Carlos Kleiber è una di quelle figure che si incontrano forse in tutti gli ambiti: il grande maestro che sfugge alle luci della ribalta, apprezzato e venerato da una cerchia ristretta. È così che nasce la cultura. Parole pronunciate da persone di cui ci fidiamo. Mi fido della persona che mi ha espresso la sua opinione su Kleiber. E ora mi fido di Kleiber, le cui parole mi hanno toccato come se fossero una sfida. Come mi suonano familiari queste parole!

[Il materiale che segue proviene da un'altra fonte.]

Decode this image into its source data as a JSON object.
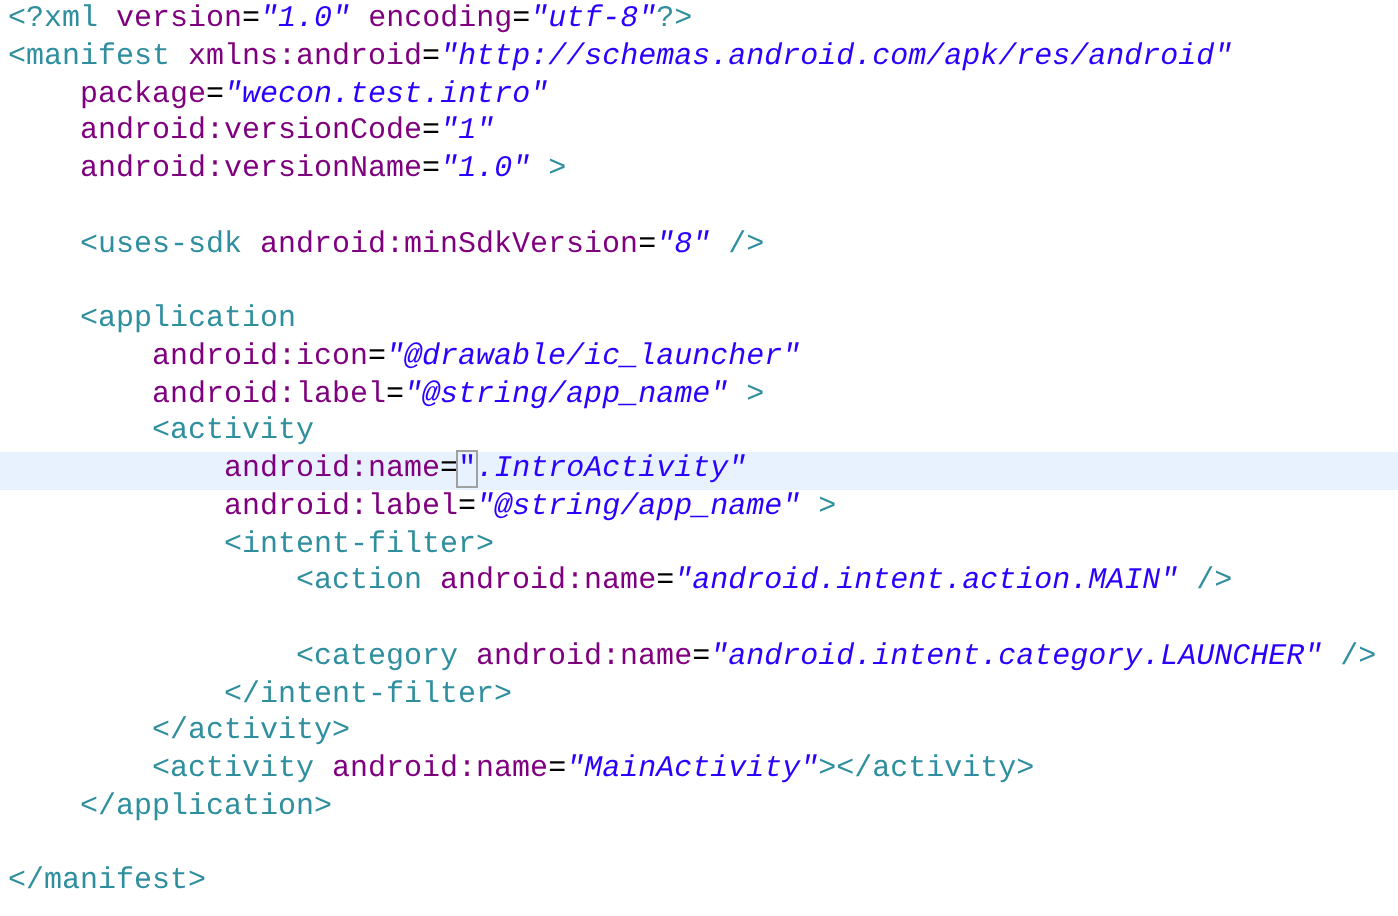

Ogni esempio di uso linguistico ‘sbagliato’ è lampante, e come un fulmine trasmette assieme agli ‘errori’ i parametri infranti in quell’occasione. Tutto è subito chiaro, mentre la ragione del successo rimane misteriosa. Il successo nell’imparare a parlare e a scrivere bene, è un obiettivo importante. Quindi lascio la parola al mio maestro. Alla persona che mi ha insegnato l’arte dello scrivere, dal cui esempio si può imparare come si fa.
Il mio maestro ha insegnato la lingua ai ragazzi più bisognosi, ragazzi di montagna lontani dalle scuole, allontanati dalle scuole quando le frequentavano. Bocciati non appena aprivano la bocca. “Non bocciare!” era, allora, il grido di dolore trasmesso dal libro, “Lettera a una professoressa” – che il loro Maestro avevo scritto per loro, con loro, per ricordare al mondo l’ingiustizia più crudele, ignorata benché sotto gli occhi di tutti.

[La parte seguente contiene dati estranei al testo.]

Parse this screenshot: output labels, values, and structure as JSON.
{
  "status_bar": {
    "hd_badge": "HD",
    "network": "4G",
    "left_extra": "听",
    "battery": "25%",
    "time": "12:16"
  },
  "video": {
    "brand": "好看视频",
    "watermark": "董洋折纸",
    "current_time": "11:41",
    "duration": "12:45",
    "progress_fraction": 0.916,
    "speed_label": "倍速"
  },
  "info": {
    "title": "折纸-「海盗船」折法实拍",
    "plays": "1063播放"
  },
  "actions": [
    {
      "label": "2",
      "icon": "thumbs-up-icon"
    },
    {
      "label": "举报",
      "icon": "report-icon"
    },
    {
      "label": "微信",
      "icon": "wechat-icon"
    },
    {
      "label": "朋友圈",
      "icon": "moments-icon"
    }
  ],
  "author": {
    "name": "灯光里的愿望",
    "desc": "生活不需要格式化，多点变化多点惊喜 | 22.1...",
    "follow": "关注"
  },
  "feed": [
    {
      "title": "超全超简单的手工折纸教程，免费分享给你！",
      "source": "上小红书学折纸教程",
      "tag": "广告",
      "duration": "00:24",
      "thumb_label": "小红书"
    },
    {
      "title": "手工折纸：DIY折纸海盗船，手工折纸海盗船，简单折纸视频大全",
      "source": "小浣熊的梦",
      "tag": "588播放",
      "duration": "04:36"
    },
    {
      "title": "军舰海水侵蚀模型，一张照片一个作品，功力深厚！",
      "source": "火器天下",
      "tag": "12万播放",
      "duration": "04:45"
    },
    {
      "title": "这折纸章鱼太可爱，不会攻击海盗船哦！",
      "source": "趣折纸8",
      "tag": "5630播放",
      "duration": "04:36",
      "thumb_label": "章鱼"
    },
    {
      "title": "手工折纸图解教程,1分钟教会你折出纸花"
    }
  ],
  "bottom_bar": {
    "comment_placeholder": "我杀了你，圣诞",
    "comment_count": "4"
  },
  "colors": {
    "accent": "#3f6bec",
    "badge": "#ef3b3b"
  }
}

Nella sua scuola di Barbiana, Don Milani ha insegnato a questi ragazzi a leggere e scrivere, e il suo insegnamento vale anche per altri, per coloro che sono già arrivati in alto, forse al primo gradino della carriera accademica, e che farebbero bene ad ascoltare le parole di un autentico Maestro. Questo Maestro, alla fine della sua breve vita, sollecitato dalle parole di un’insegnante che gli aveva espresso solidarietà e comprensione, ha quasi incidentalmente trasmesso l’essenza del suo insegnamento:
"Abbiamo scritto la lettera ai giudici come un’opera d’arte. Purtroppo nelle centinaia di lettere che ci arrivano dall’Italia e dall’estero ci accorgiamo che pochissimi se ne sono accorti.
Tutti pensano che abbiamo delle bellissime idee. Pochi, forse due o tre persone in tutto, si sono accorti che per schiarire le idee così a noi stessi e agli altri bisogna mettersi a lavorare tutti insieme per mesi su poche pagine. Allora tutti sapranno scrivere come noi e non ci sarà più bisogno di rivolgersi a noi con venerazione come se fossimo toccati dalla grazia.

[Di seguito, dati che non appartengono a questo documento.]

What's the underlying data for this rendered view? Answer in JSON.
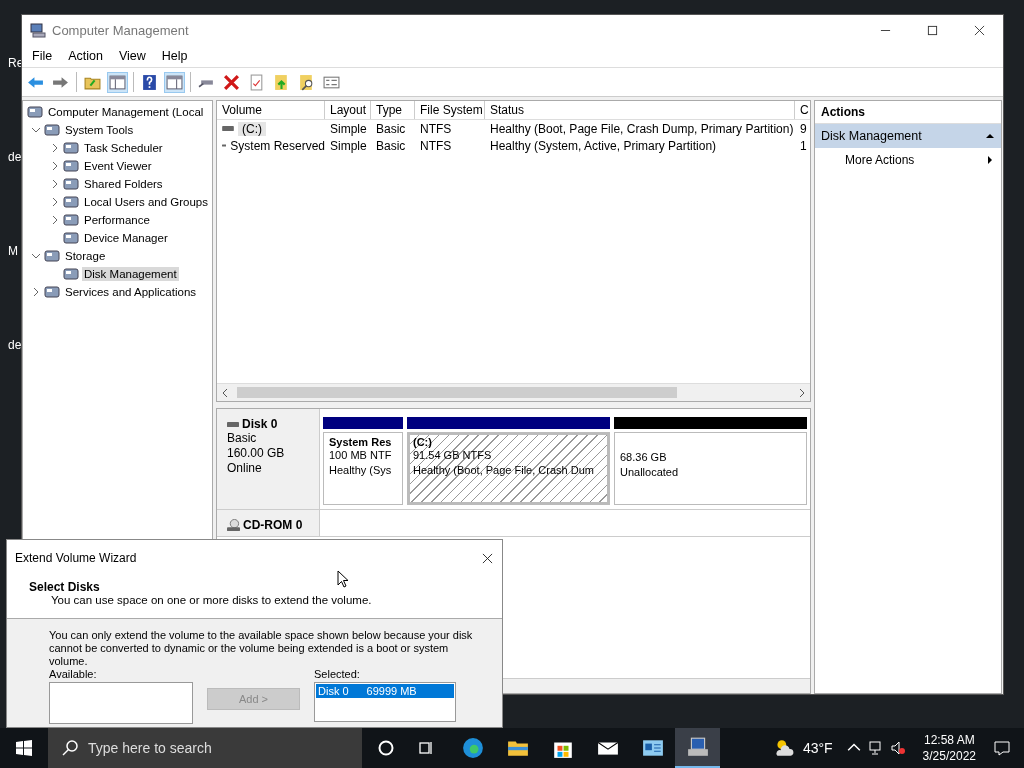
{
  "desktop_labels": [
    "Re",
    "de",
    "M",
    "de"
  ],
  "window": {
    "title": "Computer Management"
  },
  "menu": [
    "File",
    "Action",
    "View",
    "Help"
  ],
  "tree": [
    {
      "label": "Computer Management (Local",
      "selected": false,
      "children": [
        {
          "label": "System Tools",
          "expanded": true,
          "selected": false,
          "children": [
            {
              "label": "Task Scheduler",
              "expanded": false,
              "selected": false
            },
            {
              "label": "Event Viewer",
              "expanded": false,
              "selected": false
            },
            {
              "label": "Shared Folders",
              "expanded": false,
              "selected": false
            },
            {
              "label": "Local Users and Groups",
              "expanded": false,
              "selected": false
            },
            {
              "label": "Performance",
              "expanded": false,
              "selected": false
            },
            {
              "label": "Device Manager",
              "selected": false
            }
          ]
        },
        {
          "label": "Storage",
          "expanded": true,
          "selected": false,
          "children": [
            {
              "label": "Disk Management",
              "selected": true
            }
          ]
        },
        {
          "label": "Services and Applications",
          "expanded": false,
          "selected": false
        }
      ]
    }
  ],
  "volumes": {
    "columns": [
      "Volume",
      "Layout",
      "Type",
      "File System",
      "Status",
      "C"
    ],
    "rows": [
      {
        "selected": true,
        "cells": [
          "(C:)",
          "Simple",
          "Basic",
          "NTFS",
          "Healthy (Boot, Page File, Crash Dump, Primary Partition)",
          "9"
        ]
      },
      {
        "selected": false,
        "cells": [
          "System Reserved",
          "Simple",
          "Basic",
          "NTFS",
          "Healthy (System, Active, Primary Partition)",
          "1"
        ]
      }
    ]
  },
  "disks": [
    {
      "kind": "disk",
      "name": "Disk 0",
      "details": [
        "Basic",
        "160.00 GB",
        "Online"
      ],
      "partitions": [
        {
          "color": "#00007f",
          "selected": false,
          "name": "System Res",
          "size": "100 MB NTF",
          "status": "Healthy (Sys"
        },
        {
          "color": "#00007f",
          "selected": true,
          "name": "(C:)",
          "size": "91.54 GB NTFS",
          "status": "Healthy (Boot, Page File, Crash Dum"
        },
        {
          "color": "#000000",
          "selected": false,
          "size": "68.36 GB",
          "status": "Unallocated"
        }
      ]
    },
    {
      "kind": "cdrom",
      "name": "CD-ROM 0"
    }
  ],
  "actions": {
    "title": "Actions",
    "sections": [
      {
        "label": "Disk Management",
        "expanded": true,
        "items": [
          "More Actions"
        ]
      }
    ]
  },
  "dialog": {
    "title": "Extend Volume Wizard",
    "heading": "Select Disks",
    "subheading": "You can use space on one or more disks to extend the volume.",
    "message": "You can only extend the volume to the available space shown below because your disk cannot be converted to dynamic or the volume being extended is a boot or system volume.",
    "available_label": "Available:",
    "add_button": {
      "label": "Add >",
      "disabled": true
    },
    "selected_label": "Selected:",
    "selected_items": [
      {
        "disk": "Disk 0",
        "size": "69999 MB",
        "selected": true
      }
    ]
  },
  "taskbar": {
    "search_placeholder": "Type here to search",
    "apps": [
      {
        "kind": "edge",
        "active": false
      },
      {
        "kind": "explorer",
        "active": false
      },
      {
        "kind": "store",
        "active": false
      },
      {
        "kind": "mail",
        "active": false
      },
      {
        "kind": "console",
        "active": false
      },
      {
        "kind": "management",
        "active": true
      }
    ],
    "weather": "43°F",
    "time": "12:58 AM",
    "date": "3/25/2022"
  }
}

Chiunque se vuole può avere la grazia di misurare le parole, riordinarle, eliminare le ripetizioni, le contraddizioni, le cose inutili, scegliere il vocabolo più vero, più logico, più efficace, rifiutare ogni considerazione di tatto, di interesse, di educazione borghese, di convenienza, chiedere consiglio a molta gente (sull’efficacia non sulla convenienza). Alla fine la cosa diventa chiara per chi la scrive e per chi la legge.
La lettera ai giudici è stata un dono che abbiamo ricevuto e abbiamo fatto. Prima di scriverla né io né i ragazzi sapevamo quelle cose… Mi scusi, mi sono distratto, le stavo dando una lezione dell’arte dello scrivere che lei non mi ha aveva chiesto. Ma è che l’arte dello scrivere è la religione. Il desiderio d´esprimere il nostro pensiero e di capire il pensiero altrui è l’amore. E il tentativo di esprimere le verità che solo s’intuiscono le fa trovare a noi e agli altri. Per cui esser maestro, esser sacerdote, essere cristiano, essere artista e essere amante e essere amato sono in pratica la stessa cosa.»
Il desiderio di dire qualcosa. Senza l’intenzione, senza il desiderio di dire, di capire e di farsi capire, la comunicazione rimane un esercizio sterile e imperfetto.